Hydroxycarbamide (hydroxyurea) provides laboratory and clinical benefits for adults and children with sickle cell anaemia (SCA). Given its mechanism of action and prior reports of genotoxicity, concern exists regarding long-term toxicities and possible carcinogenicity. We performed cross-sectional analyses of chromosome stability using peripheral blood mononuclear cells (PBMC) from 51 children with SCA and 3-12 years of hydroxycarbamide exposure (mean age 13·2 ± 4·1 years), compared to 28 children before treatment (9·4 ± 4·7 years). Chromosome damage was less for children receiving hydroxycarbamide than untreated patients (0·8 ± 1·2 vs. 1·9 ± 1·5 breaks per 100 cells, P = 0·004). There were no differences in repairing chromosome breaks after in vitro radiation; PBMC from children taking hydroxycarbamide had equivalent 2 Gy-induced chromosome breaks compared to untreated patients (30·8 ± 16·1 vs. 31·7 ± 8·9 per 100 cells, P = not significant). Radiation plus hydroxycarbamide resulted in similar numbers of unrepaired breaks in cells from children on hydroxycarbamide compared to untreated patients (95·8 ± 44·2 vs. 76·1 ± 23·1 per 100 cells, P = 0·08), but no differences were noted with longer exposure (97·9 ± 42·8 breaks per 100 cells for 3-6 years of hydroxycarbamide exposure vs. 91·2 ± 48·4 for 9-12 years of exposure). These observations provide important safety data regarding long-term risks of hydroxycarbamide exposure for children with SCA, and suggest low in vivo mutagenicity and carcinogenicity.

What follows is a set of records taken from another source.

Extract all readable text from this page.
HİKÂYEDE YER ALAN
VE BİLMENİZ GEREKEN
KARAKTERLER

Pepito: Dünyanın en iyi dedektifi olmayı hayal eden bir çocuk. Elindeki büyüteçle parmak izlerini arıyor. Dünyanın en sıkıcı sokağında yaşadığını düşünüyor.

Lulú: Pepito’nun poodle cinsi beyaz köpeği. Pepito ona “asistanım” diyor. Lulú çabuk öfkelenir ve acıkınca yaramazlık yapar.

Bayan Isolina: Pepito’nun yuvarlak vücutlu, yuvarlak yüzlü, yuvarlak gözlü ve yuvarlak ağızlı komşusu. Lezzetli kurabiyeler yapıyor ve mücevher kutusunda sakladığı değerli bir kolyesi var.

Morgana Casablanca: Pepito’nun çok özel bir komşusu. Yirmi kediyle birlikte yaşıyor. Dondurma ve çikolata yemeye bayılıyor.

羟基脲(hydroxyurea)为镰状细胞贫血症(SCA)成人和儿童提供了实验室和临床益处。鉴于其作用机制和先前的遗传毒性报告,人们对长期毒性和潜在致癌性存在担忧。我们使用来自 51 名 SCA 儿童和 3-12 年羟基脲暴露(平均年龄 13.2 ± 4.1 岁)的外周血单核细胞(PBMC)进行了染色体稳定性的横断面分析,并与 28 名未治疗的儿童(9.4 ± 4.7 岁)进行了比较。接受羟基脲治疗的儿童的染色体损伤比未治疗的患者少(0.8 ± 1.2 对 1.9 ± 1.5 个断裂/每 100 个细胞,P = 0.004)。体外辐射后修复染色体断裂没有差异;接受羟基脲治疗的儿童的 PBMC 与未治疗的患者相比,2 Gy 诱导的染色体断裂数相同(30.8 ± 16.1 对 31.7 ± 8.9 个/每 100 个细胞,P = 无显著差异)。羟基脲治疗组与未治疗组的细胞中未修复的断裂数相似(羟基脲治疗 3-6 年的儿童为 95.8 ± 44.2 个/每 100 个细胞,9-12 年的为 76.1 ± 23.1 个/每 100 个细胞,P = 0.08),但随着暴露时间的延长,差异并不明显(羟基脲治疗 3-6 年的儿童为 97.9 ± 42.8 个/每 100 个细胞,9-12 年的为 91.2 ± 48.4 个/每 100 个细胞)。这些观察结果为 SCA 儿童长期接受羟基脲暴露的风险提供了重要的安全性数据,并表明体内致突变性和致癌性较低。